Paul Lake
February 2005

 


Two Hitchhikers


Once driving down a dark stretch of state highway
Through moonless countryside, not far from home,
Our headlights caught, as in a flashbulb’s flare,
A pair of hitchhikers:
                                  One held a crutch
More than he leaned against it, and the other . . .
But the negative dissolved as we swept past.
I felt the car lurch right (my friend was driving)
As the brakes took hold, then they were getting in
To the back seat. Both reeked of beer and whiskey.

"Say, why don’t you boys drive us down to Midway
To get some beer. . . . They kicked us out the bar."

"We’re going the other way," my friend protested.
"We’ll drop you on our way, just tell us where."

That silenced them—that is, until we slowed
At a stop sign at the next dark intersection,
And when they spoke, it was with more than words.
I heard a sudden snickering of steel,
Then saw the knife blade nipping my friend’s ribs
As he clutched the wheel, and sensed near my own chin
The warm unsteady hand poised at my throat
And just the slightest kiss of silvery blade.
"Turn here," the one without the crutch commanded,
So we made a U-turn there and headed south.
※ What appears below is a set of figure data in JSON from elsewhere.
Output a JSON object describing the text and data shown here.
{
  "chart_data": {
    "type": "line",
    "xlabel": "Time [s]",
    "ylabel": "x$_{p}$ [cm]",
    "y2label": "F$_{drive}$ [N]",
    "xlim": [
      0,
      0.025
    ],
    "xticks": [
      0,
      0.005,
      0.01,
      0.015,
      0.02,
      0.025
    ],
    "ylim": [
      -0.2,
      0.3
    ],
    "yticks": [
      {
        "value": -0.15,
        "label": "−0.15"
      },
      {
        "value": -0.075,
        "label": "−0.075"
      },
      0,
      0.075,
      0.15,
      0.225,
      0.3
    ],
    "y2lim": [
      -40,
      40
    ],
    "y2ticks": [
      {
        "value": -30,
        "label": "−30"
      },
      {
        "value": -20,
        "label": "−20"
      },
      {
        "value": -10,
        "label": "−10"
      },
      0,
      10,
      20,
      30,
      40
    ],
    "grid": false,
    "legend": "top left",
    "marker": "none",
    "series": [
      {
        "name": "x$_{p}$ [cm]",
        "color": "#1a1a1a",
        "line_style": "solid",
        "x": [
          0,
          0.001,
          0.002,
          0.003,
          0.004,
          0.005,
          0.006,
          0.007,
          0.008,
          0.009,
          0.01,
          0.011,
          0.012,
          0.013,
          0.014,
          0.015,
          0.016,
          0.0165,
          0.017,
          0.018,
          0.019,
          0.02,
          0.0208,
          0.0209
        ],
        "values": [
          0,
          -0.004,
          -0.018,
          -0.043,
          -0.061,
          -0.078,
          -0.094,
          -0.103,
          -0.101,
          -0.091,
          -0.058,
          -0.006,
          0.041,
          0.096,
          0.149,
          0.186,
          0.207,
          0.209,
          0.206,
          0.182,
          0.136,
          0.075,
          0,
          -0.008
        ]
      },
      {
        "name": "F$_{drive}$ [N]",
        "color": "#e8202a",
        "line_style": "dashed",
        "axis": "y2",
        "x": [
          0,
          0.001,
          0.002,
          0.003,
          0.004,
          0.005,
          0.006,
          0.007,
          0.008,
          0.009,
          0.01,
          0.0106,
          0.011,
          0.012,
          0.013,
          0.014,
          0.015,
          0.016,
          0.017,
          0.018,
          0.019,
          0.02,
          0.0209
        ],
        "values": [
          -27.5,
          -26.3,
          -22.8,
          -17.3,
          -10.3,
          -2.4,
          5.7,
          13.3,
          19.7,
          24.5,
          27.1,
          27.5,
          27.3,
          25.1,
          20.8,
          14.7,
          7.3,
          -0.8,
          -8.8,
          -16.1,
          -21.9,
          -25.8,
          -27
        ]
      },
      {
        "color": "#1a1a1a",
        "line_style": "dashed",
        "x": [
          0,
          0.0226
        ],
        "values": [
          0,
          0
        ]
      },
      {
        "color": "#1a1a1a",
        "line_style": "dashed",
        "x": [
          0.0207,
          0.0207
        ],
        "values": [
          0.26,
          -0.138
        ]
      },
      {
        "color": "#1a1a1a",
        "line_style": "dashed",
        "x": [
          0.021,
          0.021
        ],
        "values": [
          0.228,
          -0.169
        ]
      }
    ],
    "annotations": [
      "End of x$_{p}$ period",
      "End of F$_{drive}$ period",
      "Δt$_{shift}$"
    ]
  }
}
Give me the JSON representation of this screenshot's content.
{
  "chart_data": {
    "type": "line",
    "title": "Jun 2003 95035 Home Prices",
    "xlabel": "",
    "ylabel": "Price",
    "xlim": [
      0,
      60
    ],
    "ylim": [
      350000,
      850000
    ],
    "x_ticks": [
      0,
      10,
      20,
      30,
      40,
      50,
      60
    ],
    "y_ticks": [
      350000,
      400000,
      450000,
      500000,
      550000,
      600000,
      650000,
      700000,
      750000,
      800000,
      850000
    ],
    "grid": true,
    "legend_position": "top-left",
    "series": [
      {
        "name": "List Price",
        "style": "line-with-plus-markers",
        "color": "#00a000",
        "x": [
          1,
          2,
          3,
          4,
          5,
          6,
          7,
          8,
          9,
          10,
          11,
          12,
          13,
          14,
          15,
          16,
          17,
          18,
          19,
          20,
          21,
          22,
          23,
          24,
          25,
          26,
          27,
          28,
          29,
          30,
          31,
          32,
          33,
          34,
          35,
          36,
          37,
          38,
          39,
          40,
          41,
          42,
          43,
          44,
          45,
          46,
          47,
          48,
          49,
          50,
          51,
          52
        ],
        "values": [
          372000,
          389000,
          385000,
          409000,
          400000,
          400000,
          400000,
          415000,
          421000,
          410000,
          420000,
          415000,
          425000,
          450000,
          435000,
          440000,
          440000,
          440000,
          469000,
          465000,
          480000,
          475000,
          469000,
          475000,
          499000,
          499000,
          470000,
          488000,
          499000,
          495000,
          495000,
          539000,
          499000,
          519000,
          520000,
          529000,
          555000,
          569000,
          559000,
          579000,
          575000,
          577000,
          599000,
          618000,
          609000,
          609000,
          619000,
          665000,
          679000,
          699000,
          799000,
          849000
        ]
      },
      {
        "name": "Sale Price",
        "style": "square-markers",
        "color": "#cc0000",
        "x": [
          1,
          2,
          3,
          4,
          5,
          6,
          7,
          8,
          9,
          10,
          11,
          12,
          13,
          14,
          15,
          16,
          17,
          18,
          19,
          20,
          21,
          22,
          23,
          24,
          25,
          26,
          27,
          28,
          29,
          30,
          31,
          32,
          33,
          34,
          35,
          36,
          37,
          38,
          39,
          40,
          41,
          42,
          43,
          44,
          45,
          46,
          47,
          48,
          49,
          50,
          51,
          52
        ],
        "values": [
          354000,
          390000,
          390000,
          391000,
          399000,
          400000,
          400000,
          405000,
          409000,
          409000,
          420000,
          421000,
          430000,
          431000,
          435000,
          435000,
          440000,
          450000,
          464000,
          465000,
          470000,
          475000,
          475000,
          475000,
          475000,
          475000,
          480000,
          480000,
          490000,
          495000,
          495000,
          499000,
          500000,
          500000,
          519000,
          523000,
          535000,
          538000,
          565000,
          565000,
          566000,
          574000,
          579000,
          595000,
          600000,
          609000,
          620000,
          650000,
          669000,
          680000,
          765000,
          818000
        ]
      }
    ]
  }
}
That made them cordial. Putting away their knives,
One lounged across the back seat, one leaned forward
To share a joke, all beery fellowship,
And to pass the time, kept up a steady patter
For twenty miles.

                           "Say, you boys must be hippies—
I seen them beards. Well, hell, we’re just like you—
We want some beer so we can go and get dizzy. . . ."
And so on, always ending in the refrain,
"We’re like you boys, we only want to get dizzy.
Yeah, we smoke pot . . . and marijuana, too!"

After twenty miles, they both seemed harmless enough—
Relatively, I mean, with their knives tucked in their coats—
And since we had to, in a funny way,
We warmed up to them till we had to stop.

Then things got complicated. They got confused—
Should they leave us there while they went in to shop?
Of course not—we’d drive off and leave them stranded.
One stay with us, one knife against us two,
While one went in?
                              They didn’t like that either.

At last, they hit upon the expedient:
They’d walk in single file, one behind each,
Hands in their pockets, fingering their knives,
And, after dire threats, so we paraded
Around the store, then through the check-out line.

I’ve told this story a hundred times, I know,
And always left out how we bought that six-pack,
Ashamed of how I’d sheepishly been steered
Out to the car, to get back in again
With our abductors. Because it seemed cowardly
Not to have clutched a magnum of champagne
And clubbed one over the head, crying bloody murder—
Or at least to have leapt a shelf of cut-rate gin
And waited for fireworks. Liquor stores have guns.

Instead, I skip right to the funny ending:
How after we’d retraced the same dark road
To where we’d picked them up, they made us turn
Suddenly off onto a dead end lane
Along which three lights shone from three dark shacks.
We passed the first, the second, approached the third,
And just as we faced the woods where I envisioned
Our last life-and-death struggle or breakneck flight,
A voice said, "Turn in here," and they got out—
It must have been their house—and turning toward us,
Reached in a pocket, pulled out two dollar bills
And muttering, "Here, this is for your gas,"
Turned back around and lurched into the house.
We locked the doors and burned that dirt road up
Getting out of there. . . .

                                     That’s how the tale might end.

But seeing them in the store’s bright parking lot
Confused and half afraid of us, scraggly and scrawny,
One gimp-legged, both "just wanting to get dizzy,"
But without a car to fetch their beer back home,
I guess we thought that it would be less trouble
To trust our lives to their humanity,
Or luck—and, anyway, all made it home.

As we spun out to the hard-topped county road,
My friend reached out and handed me one dollar.
"Here, you’ve earned half of this."
                                                     We couldn’t stop laughing.

That’s how a tale should end—in dizzying laughter,
Though some won’t be arranged to end that way.




From Walking Backwards (Story Line Press, 1999).